2 Replies Latest reply on Sep 4, 2014 4:46 PM by Jared Conway

    How to best increase performance for simulations

    Dermott McHugh

      Hi all,


      I have an opportunity to upgrade either the RAM or hard drive (HDD to SSD), with the goal of increasing the solve times for the simulations I'm running.


      Currently I'm running 8 GB of RAM on a Lenovo Thinkpad W530, with this processor:

      Intel i7-3630QM CPU @ 2.40GHz, 2401 Mhz, 4 Core(s), 8 Logical Processor(s)


      Watching the resource monitor, I'm not pegging out the physical memory completely, but definitely have high utilization, and at times do start getting quite a few hard faults from star.exe (even though maybe only 4-6 GB of the physical memory are "in use").


      Does anyone know what hardware factors have the greatest effect on simulation solving speed? I'm trying to get the most bang for my buck here and curious what other folks have experienced when making these upgrades.




        • Re: How to best increase performance for simulations
          Brian Morris

          RAM is used for meshing. 8GB should be plenty unless you are getting into some very complex studies.

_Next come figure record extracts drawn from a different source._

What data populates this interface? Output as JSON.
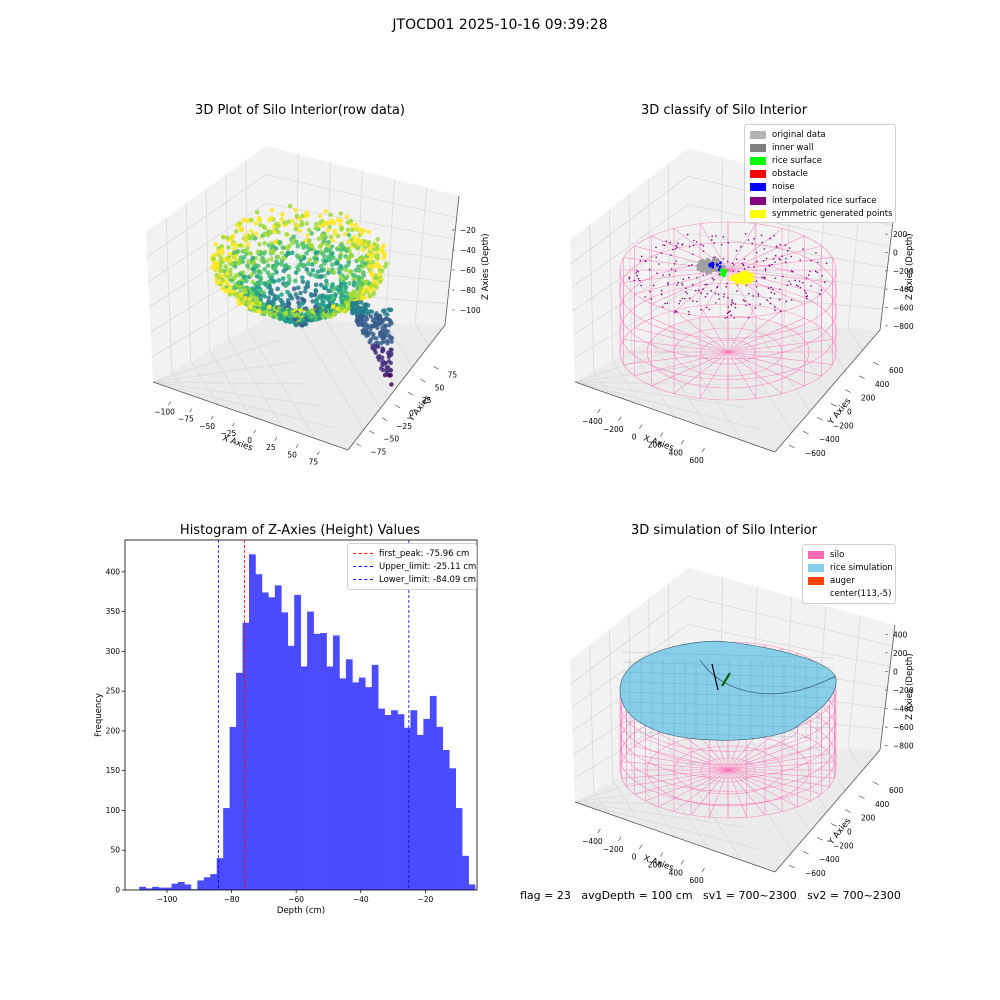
{
  "figure": {
    "suptitle": "JTOCD01 2025-10-16 09:39:28",
    "footer": "flag = 23   avgDepth = 100 cm   sv1 = 700~2300   sv2 = 700~2300"
  },
  "colors": {
    "histogram_bar": "#4b4bff",
    "first_peak_line": "#ff0000",
    "limit_lines": "#0000ff",
    "pane_floor": "#f2f2f2",
    "silo_wireframe": "#ff69b4",
    "rice_simulation": "#87ceeb",
    "auger": "#ff4500"
  },
  "panels": {
    "raw": {
      "title": "3D Plot of Silo Interior(row data)",
      "xlabel": "X Axies",
      "ylabel": "Y Axies",
      "zlabel": "Z Axies (Depth)",
      "xticks": [
        "−100",
        "−75",
        "−50",
        "−25",
        "0",
        "25",
        "50",
        "75"
      ],
      "yticks": [
        "−75",
        "−50",
        "−25",
        "0",
        "25",
        "50",
        "75"
      ],
      "zticks": [
        "−100",
        "−80",
        "−60",
        "−40",
        "−20"
      ],
      "colormap": "viridis"
    },
    "classify": {
      "title": "3D classify of Silo Interior",
      "xlabel": "X Axies",
      "ylabel": "Y Axies",
      "zlabel": "Z Axies (Depth)",
      "xticks": [
        "−400",
        "−200",
        "0",
        "200",
        "400",
        "600"
      ],
      "yticks": [
        "−600",
        "−400",
        "−200",
        "0",
        "200",
        "400",
        "600"
      ],
      "zticks": [
        "−800",
        "−600",
        "−400",
        "−200",
        "0",
        "200"
      ],
      "legend": [
        {
          "label": "original data",
          "color": "#b3b3b3"
        },
        {
          "label": "inner wall",
          "color": "#808080"
        },
        {
          "label": "rice surface",
          "color": "#00ff00"
        },
        {
          "label": "obstacle",
          "color": "#ff0000"
        },
        {
          "label": "noise",
          "color": "#0000ff"
        },
        {
          "label": "interpolated rice surface",
          "color": "#800080"
        },
        {
          "label": "symmetric generated points",
          "color": "#ffff00"
        }
      ]
    },
    "histogram": {
      "title": "Histogram of Z-Axies (Height) Values",
      "xlabel": "Depth (cm)",
      "ylabel": "Frequency",
      "legend": [
        {
          "label": "first_peak: -75.96 cm",
          "color": "#ff0000"
        },
        {
          "label": "Upper_limit: -25.11 cm",
          "color": "#0000ff"
        },
        {
          "label": "Lower_limit: -84.09 cm",
          "color": "#0000ff"
        }
      ]
    },
    "simulation": {
      "title": "3D simulation of Silo Interior",
      "xlabel": "X Axies",
      "ylabel": "Y Axies",
      "zlabel": "Z Axies (Depth)",
      "xticks": [
        "−400",
        "−200",
        "0",
        "200",
        "400",
        "600"
      ],
      "yticks": [
        "−600",
        "−400",
        "−200",
        "0",
        "200",
        "400",
        "600"
      ],
      "zticks": [
        "−800",
        "−600",
        "−400",
        "−200",
        "0",
        "200",
        "400"
      ],
      "legend": [
        {
          "label": "silo",
          "color": "#ff69b4"
        },
        {
          "label": "rice simulation",
          "color": "#87ceeb"
        },
        {
          "label": "auger",
          "color": "#ff4500"
        },
        {
          "label": "center(113,-5)",
          "color": ""
        }
      ]
    }
  },
  "chart_data": [
    {
      "type": "histogram",
      "title": "Histogram of Z-Axies (Height) Values",
      "xlabel": "Depth (cm)",
      "ylabel": "Frequency",
      "xlim": [
        -113,
        -4
      ],
      "ylim": [
        0,
        440
      ],
      "xticks": [
        -100,
        -80,
        -60,
        -40,
        -20
      ],
      "yticks": [
        0,
        50,
        100,
        150,
        200,
        250,
        300,
        350,
        400
      ],
      "bin_start": -108.6,
      "bin_width": 2.0,
      "counts": [
        4,
        2,
        4,
        3,
        3,
        8,
        10,
        7,
        1,
        12,
        16,
        20,
        40,
        103,
        205,
        273,
        336,
        422,
        397,
        374,
        368,
        383,
        349,
        307,
        371,
        281,
        350,
        322,
        323,
        281,
        320,
        266,
        290,
        261,
        267,
        255,
        283,
        228,
        220,
        226,
        221,
        204,
        226,
        195,
        215,
        244,
        205,
        176,
        153,
        103,
        43,
        7
      ],
      "vlines": [
        {
          "name": "first_peak",
          "x": -75.96
        },
        {
          "name": "Upper_limit",
          "x": -25.11
        },
        {
          "name": "Lower_limit",
          "x": -84.09
        }
      ]
    },
    {
      "type": "scatter",
      "title": "3D Plot of Silo Interior(row data)",
      "xlabel": "X Axies",
      "ylabel": "Y Axies",
      "zlabel": "Z Axies (Depth)",
      "xlim": [
        -115,
        95
      ],
      "ylim": [
        -95,
        95
      ],
      "zlim": [
        -115,
        -5
      ]
    },
    {
      "type": "scatter",
      "title": "3D classify of Silo Interior",
      "xlabel": "X Axies",
      "ylabel": "Y Axies",
      "zlabel": "Z Axies (Depth)",
      "xlim": [
        -500,
        750
      ],
      "ylim": [
        -700,
        700
      ],
      "zlim": [
        -900,
        300
      ]
    },
    {
      "type": "surface",
      "title": "3D simulation of Silo Interior",
      "xlabel": "X Axies",
      "ylabel": "Y Axies",
      "zlabel": "Z Axies (Depth)",
      "xlim": [
        -500,
        750
      ],
      "ylim": [
        -700,
        700
      ],
      "zlim": [
        -900,
        500
      ]
    }
  ]
}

Obviously more is better but if you have to pick I think the SSD would give better computer performance overall, not just with Solidworks. The simulation solver uses the processors and hard drive so an SSD is going to speed up intermediate result calculations. 


          Here is some light reading related to your question also:



          • Re: How to best increase performance for simulations
            Jared Conway

            have you looked at the solidworks kb? there are some great articles about performance in soldiworks simulation, which solvers use multi core...etc


            but what it comes down to is this, if your analysis is optimized

            RAM > add more if you are going into page file

            CPU > will help to a certain point on solve time

            SSD > is probably the biggest help if you are using a spinning disk today


            BUT all of these are based on an optimized analysis setup and making sure that you're doing what is right to reach the goal of your analysis. for example if you have slow solve times and are trying to use solids for a part that should use shells, throwing hardware is a waste of your time. setup the analysis with the right idealization and you will speed up your simulation significantly. in our consulting business here at Hawk Ridge Systems, we solve almost every problem on a computer that is about the same level as what you have right now.